Generalmente, cuando uno toma la decisión de comentar cuestiones relacionadas con las enfermedades infecciosas no es conveniente alarmar, pero tampoco banalizar. Esta premisa también debe respetarse en el caso de la gripe. Comunmente, cuando nos referimos a ella, pudiera parecer que nos encontramos ante una enfermedad benigna, cuyos síntomas, en la mayoría de los casos, no van más allá de un malestar catarral acompañado de fiebre y dolores musculares y articulares, o ante una patología previsible, frente a la cual disponemos de un amplio arsenal terapéutico, basado en la potencia de las vacunaciones y en los modernos fármacos antivirales.
La realidad es bien distinta, pues la gripe o influenza es una de las enfermedades infecciosas más contagiosas capaz de provocar, en situaciones de epidemia, una mortalidad nada desdeñable. Desde la década de los años 70 del pasado siglo XX, algunos investigadores reportan 40000 fallecimientos anuales, solamente en los Estados Unidos de Norteamerica. En ese misma geografía, esta patología sustrae cada año de las arcas estatales unos 12 billones de dólares. ¿Dónde radica la peligrosidad de los virus gripales? Fundamentalmente, en su alta capacidad de mutación, lo que a veces dificulta la prepación de vacunas específicas contra los mismos. Las epidemias estacionales, que se repiten cada otoño e invierno, suelen ser controladas con las campañas poblacionales de inmunización, destinadas especialmente a los individuos más susceptibles de padecer las complicaciones gripales: mayores de 65 años o enfermos crónicos e inmunodeprimidos.
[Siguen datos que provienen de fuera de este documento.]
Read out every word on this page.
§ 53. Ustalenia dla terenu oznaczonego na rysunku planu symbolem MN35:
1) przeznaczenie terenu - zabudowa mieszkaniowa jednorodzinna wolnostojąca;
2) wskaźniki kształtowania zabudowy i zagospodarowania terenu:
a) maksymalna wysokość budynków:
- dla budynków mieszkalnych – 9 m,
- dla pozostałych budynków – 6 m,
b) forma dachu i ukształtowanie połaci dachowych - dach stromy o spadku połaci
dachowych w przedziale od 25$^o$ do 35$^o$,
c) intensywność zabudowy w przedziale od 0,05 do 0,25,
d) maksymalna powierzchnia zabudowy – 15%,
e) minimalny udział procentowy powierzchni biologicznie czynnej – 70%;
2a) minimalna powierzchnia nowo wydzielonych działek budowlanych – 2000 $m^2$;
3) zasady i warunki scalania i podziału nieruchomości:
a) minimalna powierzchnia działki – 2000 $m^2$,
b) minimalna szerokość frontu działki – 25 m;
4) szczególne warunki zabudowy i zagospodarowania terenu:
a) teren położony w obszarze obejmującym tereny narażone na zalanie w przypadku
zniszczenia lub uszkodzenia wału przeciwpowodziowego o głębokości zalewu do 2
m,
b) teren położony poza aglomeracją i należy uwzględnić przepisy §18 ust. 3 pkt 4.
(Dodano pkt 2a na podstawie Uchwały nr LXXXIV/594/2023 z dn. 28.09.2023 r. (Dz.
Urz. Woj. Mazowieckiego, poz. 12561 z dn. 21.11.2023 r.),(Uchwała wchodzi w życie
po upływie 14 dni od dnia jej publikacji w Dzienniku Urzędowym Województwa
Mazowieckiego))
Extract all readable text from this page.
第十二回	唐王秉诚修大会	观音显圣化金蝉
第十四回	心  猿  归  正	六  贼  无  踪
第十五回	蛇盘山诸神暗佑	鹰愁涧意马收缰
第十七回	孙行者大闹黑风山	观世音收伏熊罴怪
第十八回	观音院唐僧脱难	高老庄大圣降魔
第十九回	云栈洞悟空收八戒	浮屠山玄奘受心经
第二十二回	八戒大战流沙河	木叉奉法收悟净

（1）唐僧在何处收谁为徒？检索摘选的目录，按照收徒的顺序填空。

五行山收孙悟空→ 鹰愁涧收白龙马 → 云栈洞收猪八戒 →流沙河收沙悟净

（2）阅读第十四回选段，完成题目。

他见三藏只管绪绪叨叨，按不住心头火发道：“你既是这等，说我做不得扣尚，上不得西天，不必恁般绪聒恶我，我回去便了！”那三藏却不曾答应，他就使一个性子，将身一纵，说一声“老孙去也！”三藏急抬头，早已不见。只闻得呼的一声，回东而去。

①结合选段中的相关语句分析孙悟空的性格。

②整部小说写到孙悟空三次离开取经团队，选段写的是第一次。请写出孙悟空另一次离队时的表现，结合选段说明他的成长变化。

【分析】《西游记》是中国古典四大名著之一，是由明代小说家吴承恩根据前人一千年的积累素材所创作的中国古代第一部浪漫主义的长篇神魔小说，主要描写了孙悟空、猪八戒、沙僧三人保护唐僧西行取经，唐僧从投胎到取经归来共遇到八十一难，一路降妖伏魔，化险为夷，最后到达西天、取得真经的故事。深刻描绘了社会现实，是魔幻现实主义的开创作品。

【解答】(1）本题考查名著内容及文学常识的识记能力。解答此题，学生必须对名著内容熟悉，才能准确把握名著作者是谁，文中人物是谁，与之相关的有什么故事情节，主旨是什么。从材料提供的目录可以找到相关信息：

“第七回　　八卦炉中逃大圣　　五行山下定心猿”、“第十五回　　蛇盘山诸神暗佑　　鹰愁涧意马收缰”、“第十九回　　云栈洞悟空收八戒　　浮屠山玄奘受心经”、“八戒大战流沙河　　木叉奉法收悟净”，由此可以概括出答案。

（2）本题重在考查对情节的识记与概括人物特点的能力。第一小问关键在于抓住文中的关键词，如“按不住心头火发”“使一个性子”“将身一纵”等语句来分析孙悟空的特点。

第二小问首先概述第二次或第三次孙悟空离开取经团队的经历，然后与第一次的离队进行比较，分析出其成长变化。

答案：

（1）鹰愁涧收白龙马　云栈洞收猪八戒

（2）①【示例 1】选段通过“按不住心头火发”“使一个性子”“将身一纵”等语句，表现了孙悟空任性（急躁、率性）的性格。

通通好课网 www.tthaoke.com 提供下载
Como regla general, un adulto sano debería superar la infección a base de reposo, hidratación y fármacos antitérmicos y analgésicos.
Pero si la amenaza para nuestra salud proviene de un virus nuevo, mutado, el problema adquiere una mayor magnitud. Además del hombre, los virus gripales pueden infectar diversas especies animales, como las aves y los cerdos. Determinados virus pueden saltar desde el reservorio animal al hombre, como ocurrió en 2003 – 2006 con la denominada gripe aviar, en el Sudeste Asiático. Si el virus animal es capaz de mutar al infectar al ser humano, entonces resultaría mucho más factible la transmisión entre las personas a través de las secrecciones respiratorias y de la tos. Así podría originarse una epidemia o una pandemia.
El brote actual de la mal llamada gripe porcina está causado por la cepa H1N1 del virus de la influenza. E insisto en lo incorrecto de la denominación pues este virus no se ha detectado en los animales ni se transmite por el consumo de carne de cerdo. El H1N1 fue el causante de la pandemia que asoló el planeta entre 1918 y 1919, provocando entre 50 y 100 millones de víctimas mortales. Está claro que la situación sanitaria no era entonces la misma que en la actualidad, si bien el impacto de esta enfermedad entre los sectores más deprimidos de la sociedad, privados del acceso a los servicios generales de salud, podría resultar altamente preocupante.
Aquella gripe también tuvo un calificativo inexacto. La gripe española ni siquiera se originó en nuestro país. Fue traída a Europa por las tropas norteamericanas acantonadas en Fort Riley (Kansas – EEUU), que aguardaban su traslado a los sangrientos campos de batalla de la 1ª Guerra Mundial. España, todavía lamiéndose las heridas provocadas por la pérdida de las últimas colonias de ultramar, no participó en el conflicto, y nuestros medios de comunicación escaparon de la censura militar para informar sobre aquella devastadora epidemia.
Sostiene Aloysius que el genial Guillaume Apollinaire falleció en aquella pandemia. Él dejó escrito: “recogí esta brizna en la nieve, recuerda aquel otoño. En breve no nos veremos más. Yo muero, olor del tiempo, brizna leve. Recuerda siempre que te espero”.